Every year (outside 2020, due to epidemic-induced disruption), it imports about 15 million tonnes of cooking oil. Palm oil is the most efficient source of edible oil, which is about four tonnes per hectare. Presently the yield of mustard is around 400 kg per hectare. The Solvent Extractors Association, a group of cooking oil producers, says high mustard cultivation can help cut import bills. In 2017, it launched Mission Mustard to promote mustard in the country. It wanted 25 percent of the land in Punjab and Haryana to be given as an incentive to purchase corn in the kharif (rainy) season and mustard in the Rabi or winter season at the support price. But the support prices in India are above market prices.
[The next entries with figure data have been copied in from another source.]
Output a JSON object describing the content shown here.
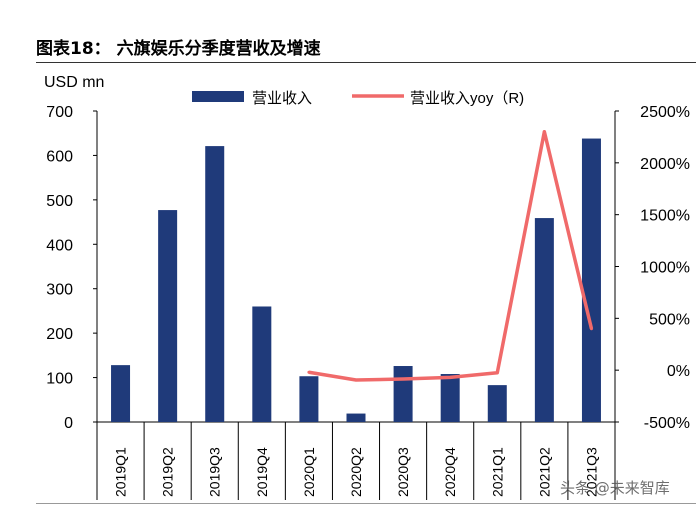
{
  "figure_title": "图表18：   六旗娱乐分季度营收及增速",
  "watermark": "头条 @未来智库",
  "colors": {
    "bar": "#1f3a7a",
    "line": "#f06a6a",
    "axis": "#000000"
  },
  "chart_data": {
    "type": "bar",
    "categories": [
      "2019Q1",
      "2019Q2",
      "2019Q3",
      "2019Q4",
      "2020Q1",
      "2020Q2",
      "2020Q3",
      "2020Q4",
      "2021Q1",
      "2021Q2",
      "2021Q3"
    ],
    "series": [
      {
        "name": "营业收入",
        "type": "bar",
        "axis": "left",
        "values": [
          128,
          477,
          621,
          260,
          103,
          19,
          126,
          108,
          83,
          459,
          638
        ]
      },
      {
        "name": "营业收入yoy（R)",
        "type": "line",
        "axis": "right",
        "values": [
          null,
          null,
          null,
          null,
          -20,
          -95,
          -85,
          -70,
          -25,
          2300,
          400
        ]
      }
    ],
    "ylabel_left": "USD mn",
    "ylim_left": [
      0,
      700
    ],
    "yticks_left": [
      "0",
      "100",
      "200",
      "300",
      "400",
      "500",
      "600",
      "700"
    ],
    "ylim_right": [
      -500,
      2500
    ],
    "yticks_right": [
      "-500%",
      "0%",
      "500%",
      "1000%",
      "1500%",
      "2000%",
      "2500%"
    ],
    "grid": false,
    "legend": "top"
  }
}
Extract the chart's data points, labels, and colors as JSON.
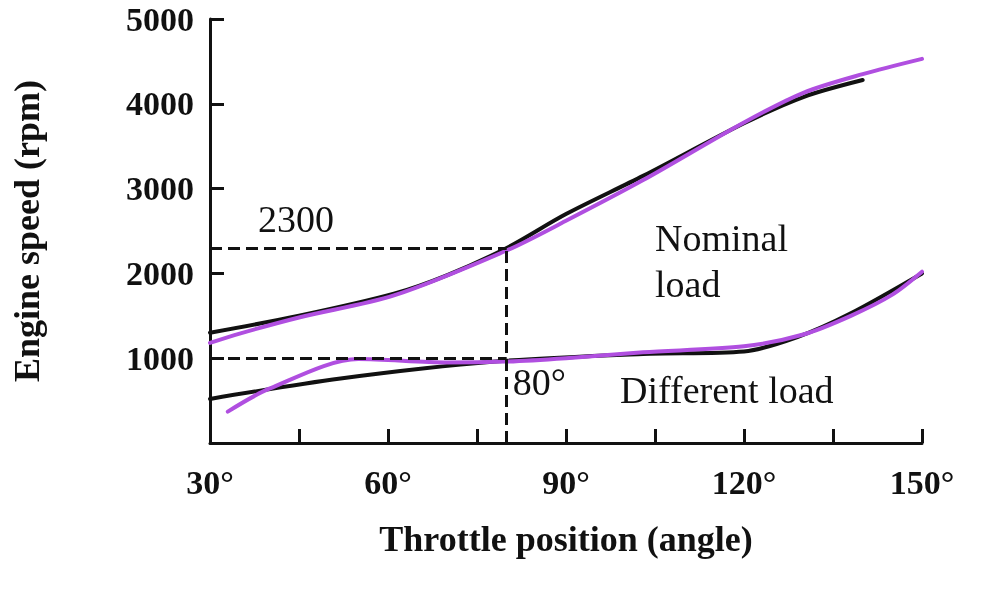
{
  "chart_data": {
    "type": "line",
    "xlabel": "Throttle position (angle)",
    "ylabel": "Engine speed (rpm)",
    "xlim": [
      30,
      150
    ],
    "ylim": [
      0,
      5000
    ],
    "xticks": [
      {
        "value": 30,
        "label": "30°"
      },
      {
        "value": 45,
        "label": null
      },
      {
        "value": 60,
        "label": "60°"
      },
      {
        "value": 75,
        "label": null
      },
      {
        "value": 90,
        "label": "90°"
      },
      {
        "value": 105,
        "label": null
      },
      {
        "value": 120,
        "label": "120°"
      },
      {
        "value": 135,
        "label": null
      },
      {
        "value": 150,
        "label": "150°"
      }
    ],
    "yticks": [
      1000,
      2000,
      3000,
      4000,
      5000
    ],
    "grid": false,
    "marker": "none",
    "line_style": "solid",
    "series": [
      {
        "color": "#111111",
        "x": [
          30,
          45,
          61,
          70,
          80,
          90,
          103,
          120,
          130,
          140
        ],
        "values": [
          1300,
          1500,
          1760,
          1980,
          2300,
          2700,
          3150,
          3770,
          4080,
          4280
        ]
      },
      {
        "color": "#111111",
        "x": [
          30,
          52,
          78,
          103,
          120,
          129,
          138,
          150
        ],
        "values": [
          520,
          760,
          960,
          1050,
          1080,
          1250,
          1530,
          2000
        ]
      },
      {
        "color": "#b04fe0",
        "x": [
          30,
          35,
          45,
          61,
          80,
          90,
          103,
          120,
          130,
          140,
          150
        ],
        "values": [
          1180,
          1290,
          1480,
          1740,
          2270,
          2620,
          3100,
          3780,
          4130,
          4350,
          4530
        ]
      },
      {
        "color": "#b04fe0",
        "x": [
          33,
          40,
          55,
          70,
          80,
          90,
          103,
          120,
          130,
          138,
          145,
          150
        ],
        "values": [
          370,
          640,
          990,
          950,
          960,
          1000,
          1070,
          1140,
          1280,
          1500,
          1750,
          2020
        ]
      }
    ],
    "ref_lines": [
      {
        "axis": "y",
        "value": 2300,
        "line_style": "dashed",
        "color": "#111111",
        "label": "2300"
      },
      {
        "axis": "y",
        "value": 1000,
        "line_style": "dashed",
        "color": "#111111"
      },
      {
        "axis": "x",
        "value": 80,
        "line_style": "dashed",
        "color": "#111111",
        "label": "80°"
      }
    ],
    "annotations": [
      "Nominal\nload",
      "Different load"
    ]
  }
}
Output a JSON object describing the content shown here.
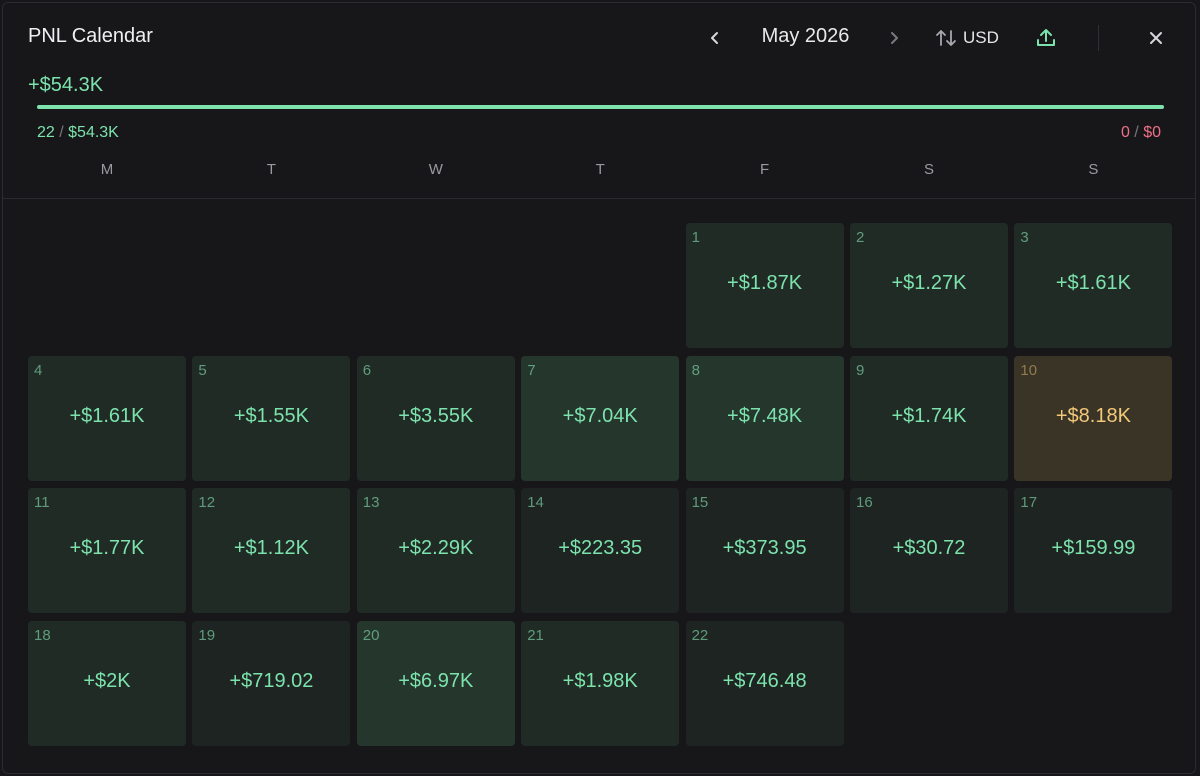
{
  "header": {
    "title": "PNL Calendar",
    "month": "May 2026",
    "currency": "USD",
    "icons": {
      "prev": "chevron-left-icon",
      "next": "chevron-right-icon",
      "currency": "sort-arrows-icon",
      "export": "upload-icon",
      "close": "close-icon"
    }
  },
  "summary": {
    "total": "+$54.3K",
    "win_count": "22",
    "win_amount": "$54.3K",
    "loss_count": "0",
    "loss_amount": "$0",
    "win_fraction": 1.0
  },
  "weekdays": [
    "M",
    "T",
    "W",
    "T",
    "F",
    "S",
    "S"
  ],
  "first_weekday_index": 4,
  "days": [
    {
      "day": "1",
      "pnl": "+$1.87K",
      "tone": "mid"
    },
    {
      "day": "2",
      "pnl": "+$1.27K",
      "tone": "mid"
    },
    {
      "day": "3",
      "pnl": "+$1.61K",
      "tone": "mid"
    },
    {
      "day": "4",
      "pnl": "+$1.61K",
      "tone": "mid"
    },
    {
      "day": "5",
      "pnl": "+$1.55K",
      "tone": "mid"
    },
    {
      "day": "6",
      "pnl": "+$3.55K",
      "tone": "mid"
    },
    {
      "day": "7",
      "pnl": "+$7.04K",
      "tone": "high"
    },
    {
      "day": "8",
      "pnl": "+$7.48K",
      "tone": "high"
    },
    {
      "day": "9",
      "pnl": "+$1.74K",
      "tone": "mid"
    },
    {
      "day": "10",
      "pnl": "+$8.18K",
      "tone": "best"
    },
    {
      "day": "11",
      "pnl": "+$1.77K",
      "tone": "mid"
    },
    {
      "day": "12",
      "pnl": "+$1.12K",
      "tone": "mid"
    },
    {
      "day": "13",
      "pnl": "+$2.29K",
      "tone": "mid"
    },
    {
      "day": "14",
      "pnl": "+$223.35",
      "tone": "low"
    },
    {
      "day": "15",
      "pnl": "+$373.95",
      "tone": "low"
    },
    {
      "day": "16",
      "pnl": "+$30.72",
      "tone": "low"
    },
    {
      "day": "17",
      "pnl": "+$159.99",
      "tone": "low"
    },
    {
      "day": "18",
      "pnl": "+$2K",
      "tone": "mid"
    },
    {
      "day": "19",
      "pnl": "+$719.02",
      "tone": "low"
    },
    {
      "day": "20",
      "pnl": "+$6.97K",
      "tone": "high"
    },
    {
      "day": "21",
      "pnl": "+$1.98K",
      "tone": "mid"
    },
    {
      "day": "22",
      "pnl": "+$746.48",
      "tone": "low"
    }
  ],
  "colors": {
    "positive": "#7ce3ad",
    "negative": "#ef6f86",
    "best_text": "#f2c879",
    "tone_low": "#1e2421",
    "tone_mid": "#212b26",
    "tone_high": "#25362d",
    "tone_best": "#3a3427",
    "daynum_positive": "#6fb892",
    "daynum_best": "#a88c58"
  }
}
In 2018, the government decided that the support price would be 50 percent above the payment cost of production. This is fine as long as they are less than or equal to the import price. If they are higher, production becomes ineffective, and unbalanced internationally, as has happened with Indian wheat and sugar. To reduce costs, productivity must increase. This can be done by breeding high-yielding varieties or by making them resilient to pests and pathogens so as to protect the yield from damage. Also Read:Lalu’s lord immersed in devotional juice! Tej Pratap Yadav will hear Bhagwat Katha for 7 days now, special narrator has been called

Yields are lower than western countries

Agricultural exporting nations of the world are relying on biotechnology or genetic engineering technology (GM) to achieve this. But for political reasons, India has not turned to GM and gene-editing technologies. Therefore, whether it is rapeseed-mustard, soybean or maize, the average yield of India is much lower than in the West. India should adopt ecosystem approach. The three Central Legislations reform is a small effort. They are still unable to take things very far.